LE PÈRE : Ça, j’aime mieux. C’est une meilleure façon de poser la question. Ils en parlent, lorsqu’ils voient un être vivant faire quelque chose et qu’ils sont sûrs, premièrement, qu’il n’a pas appris à le faire et, deuxièmement, qu’il est trop stupide pour comprendre pourquoi il doit le faire.
LA FILLE : Et encore ?
LE PÈRE : Lorsqu’ils voient que tous les membres d’une espèce font la même chose dans les mêmes circonstances ; et aussi, quand ils voient l’animal répéter la même action lorsque les circonstances ont changé, si bien que l’action échoue.
LA FILLE : Ainsi, il y a quatre façons de savoir qu’il s’agit d’un instinct !
LE PÈRE : Non, plutôt quatre conditions sous lesquelles les savants parlent d’instinct.
LA FILLE : Et s’il en manque une ? Un instinct ressemble beaucoup à une habitude ou à une coutume…
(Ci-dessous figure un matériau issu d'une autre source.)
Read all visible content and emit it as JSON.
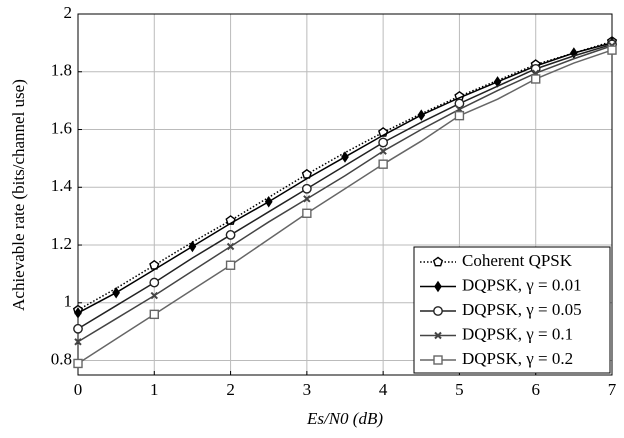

LE PÈRE : Seulement, les habitudes, ça s’apprend.
LA FILLE : Oui, en effet.
LA FILLE : Est-ce qu’on apprend toujours deux fois une habitude ?
LE PÈRE : C’est-à-dire ?
LA FILLE : Je veux dire, par exemple, lorsque je cherche une série d’accords sur ma guitare, d’abord je les apprends ou je les trouve ; ensuite, quand je m’exerce, je prends l’habitude de les jouer de cette façon-là. Et, parfois, je prends même de mauvaises habitudes.
LE PÈRE : Autrement dit, tu apprends à avoir toujours tort ?
LA FILLE : Bon, bon, ça va. Et ce truc à deux reprises dont on parlait ? On ne pourrait pas dire, je suppose, qu’il y a deux parties de l’apprentissage, si jouer de la guitare était instinctif…
LE PÈRE : Oui, ou plutôt, s’il n’y avait pas les deux parties de l’apprentissage, les savants pourraient dire que jouer de la guitare est instinctif.
LA FILLE : Et s’il n’en manquait qu’une ?
LE PÈRE : Alors, logiquement, cette partie, la première, on pourrait l’expliquer par l’instinct.
LA FILLE : Est-ce que nïmporte laquelle des deux pourrait manquer ?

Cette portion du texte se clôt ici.